Like countless fighters from the years immediately after Mortal Kombat‘s release, WeaponLord has fatalities. Rather than entering a command to execute them, you have to defeat your opponent with a specific move, or sometimes combo into a specific move after defeating them. Each character has about six fatalities from a shared pool of about eight, with Zarak having an exclusive character specific fatality. It is even possible to combine multiple fatalities. For example, you could disembowel your opponent, decapitate them after they fall to the ground, and then slice open their skull as it flies up in the air to expose their brain. Needless to say, this game is quite gruesome.

WeaponLord‘s graphics are extremely rich with detail. The characters look decent enough if you dig fantasy art, but the backgrounds are fantastic. Each is very attentively, intricately detailed and well-designed. Perhaps the best of which is Zarak’s level, which takes place on a veritable mountain range of skulls. The background is composed of multiple layers, and it gives off a great impression of depth. The music is pretty great as well. It is very atmospheric, consisting largely of pounding drums, and does a great job at setting an appropriate tone for WeaponLord‘s theme.

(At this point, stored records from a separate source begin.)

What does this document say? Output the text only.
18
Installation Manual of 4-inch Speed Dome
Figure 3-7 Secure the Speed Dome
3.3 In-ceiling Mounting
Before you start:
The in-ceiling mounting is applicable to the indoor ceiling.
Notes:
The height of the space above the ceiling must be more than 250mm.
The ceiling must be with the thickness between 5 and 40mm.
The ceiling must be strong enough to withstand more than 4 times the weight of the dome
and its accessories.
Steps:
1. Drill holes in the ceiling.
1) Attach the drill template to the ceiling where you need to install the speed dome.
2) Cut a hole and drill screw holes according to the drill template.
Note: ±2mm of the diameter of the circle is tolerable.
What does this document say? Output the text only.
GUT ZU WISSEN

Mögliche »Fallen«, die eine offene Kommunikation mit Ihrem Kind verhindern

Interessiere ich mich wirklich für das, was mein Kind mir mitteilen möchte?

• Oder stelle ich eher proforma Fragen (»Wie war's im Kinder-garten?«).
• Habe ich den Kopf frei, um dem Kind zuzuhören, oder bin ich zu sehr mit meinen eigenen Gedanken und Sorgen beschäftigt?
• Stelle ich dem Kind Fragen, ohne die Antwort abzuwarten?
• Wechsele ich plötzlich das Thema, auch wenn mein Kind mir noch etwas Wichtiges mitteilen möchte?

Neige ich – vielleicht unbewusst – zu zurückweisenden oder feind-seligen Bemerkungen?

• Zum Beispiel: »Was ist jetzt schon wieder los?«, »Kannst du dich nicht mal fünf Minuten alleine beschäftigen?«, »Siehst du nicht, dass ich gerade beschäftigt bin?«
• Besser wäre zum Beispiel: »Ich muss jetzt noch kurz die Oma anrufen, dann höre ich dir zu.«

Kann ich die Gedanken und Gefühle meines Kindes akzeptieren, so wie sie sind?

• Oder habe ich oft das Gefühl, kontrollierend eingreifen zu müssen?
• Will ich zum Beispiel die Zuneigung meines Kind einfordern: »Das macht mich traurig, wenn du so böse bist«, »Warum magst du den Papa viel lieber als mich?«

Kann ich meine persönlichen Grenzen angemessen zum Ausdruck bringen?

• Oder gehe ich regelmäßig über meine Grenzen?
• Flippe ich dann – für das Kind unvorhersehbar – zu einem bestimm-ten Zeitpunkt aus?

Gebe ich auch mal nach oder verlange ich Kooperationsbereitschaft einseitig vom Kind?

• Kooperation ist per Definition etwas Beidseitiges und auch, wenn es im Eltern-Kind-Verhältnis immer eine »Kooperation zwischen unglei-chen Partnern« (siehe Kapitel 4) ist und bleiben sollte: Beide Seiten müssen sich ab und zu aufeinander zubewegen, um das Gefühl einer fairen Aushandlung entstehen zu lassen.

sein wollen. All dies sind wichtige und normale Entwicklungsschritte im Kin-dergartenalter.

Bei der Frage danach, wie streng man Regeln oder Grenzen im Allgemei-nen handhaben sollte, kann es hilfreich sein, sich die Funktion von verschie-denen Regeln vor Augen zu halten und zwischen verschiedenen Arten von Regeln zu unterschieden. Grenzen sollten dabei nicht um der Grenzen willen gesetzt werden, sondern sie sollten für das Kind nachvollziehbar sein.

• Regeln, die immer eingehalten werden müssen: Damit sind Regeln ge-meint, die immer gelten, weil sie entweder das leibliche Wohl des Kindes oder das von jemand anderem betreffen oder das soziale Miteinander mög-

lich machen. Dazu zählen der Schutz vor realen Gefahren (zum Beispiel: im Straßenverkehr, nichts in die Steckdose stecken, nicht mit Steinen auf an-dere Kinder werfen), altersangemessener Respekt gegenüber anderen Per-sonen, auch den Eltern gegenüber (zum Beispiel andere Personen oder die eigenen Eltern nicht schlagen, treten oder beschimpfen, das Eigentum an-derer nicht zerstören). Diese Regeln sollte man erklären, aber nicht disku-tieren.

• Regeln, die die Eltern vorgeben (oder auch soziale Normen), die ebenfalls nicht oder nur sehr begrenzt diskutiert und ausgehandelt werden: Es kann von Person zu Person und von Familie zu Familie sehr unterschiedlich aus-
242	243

So WeaponLord definitely feels extraordinarily clumsy at first, which isn’t helped by the immensely overbearing computer opponents. It’s easy to just go ahead and call it a “bad” fighting game, but if it is, it’s definitely the best “bad” fighting game ever made. It should have been just as big a disaster as Clay Fighter, but somehow everything came together into a coherent whole. Yes, it’s way too complex. Yes, it’s totally, utterly, collapsing on itself. The game is being held together with duct tape, and you can see that and “feel” that while you are playing it, but it really does work. If you spend a few minutes with a FAQ to learn the controls, it can become a very enjoyable and satisfying experience to master the game.

WeaponLord was originally intended to be a SNES exclusive, but Visual Concepts began porting it to Genesis while the team was still working on the original version. The Genesis version is aesthetically inferior – it has a black bar behind the status indicators (although the SNES has little black borders on the top and bottom, so the actual viewing field isn’t much smaller), the backgrounds don’t have nearly as many layers, and suffer a bit from the Genesis’ limited color palette. The music is pretty lousy in comparison to the SNES version, and the voices are staticy. On the other hand, those cutbacks also brought with them a noticeable advantage – on the Genesis, the game runs a little more fluently, which improves the overall playability of the game. It also seems like a bit of additional fine tuning went into that version, as it got rid of some oversights in the AI that were easy to exploit on the Nintendo platform. Other than the SNES game, the difficulty spectrum doesn’t range from unforgiving to godlike, either – the easiest level is in fact a fairly easy one, at least in comparison.

Despite its high barrier of entrance and somewhat counter-intuitive mechanics, WeaponLord was received rather well by the press. But the age of the PlayStation had already begun, and sales remained underwhelming. James Goddard and Dave Winstead never managed to convince Namco to do a sequel, and the team eventually dispersed to other ventures. Later when the project leads reunited at CrunchTime Games to make the excellent space shooter Shred Nebula, but that was denied success as well, so plans of trying to buy the WeaponLord IP from Namco and make an HD Director’s Cut fell through. Both Goddard and Winstead were most recently involved with the Killer Instinct reboot on Xbox One (as a combat consultant and character designer, respectively).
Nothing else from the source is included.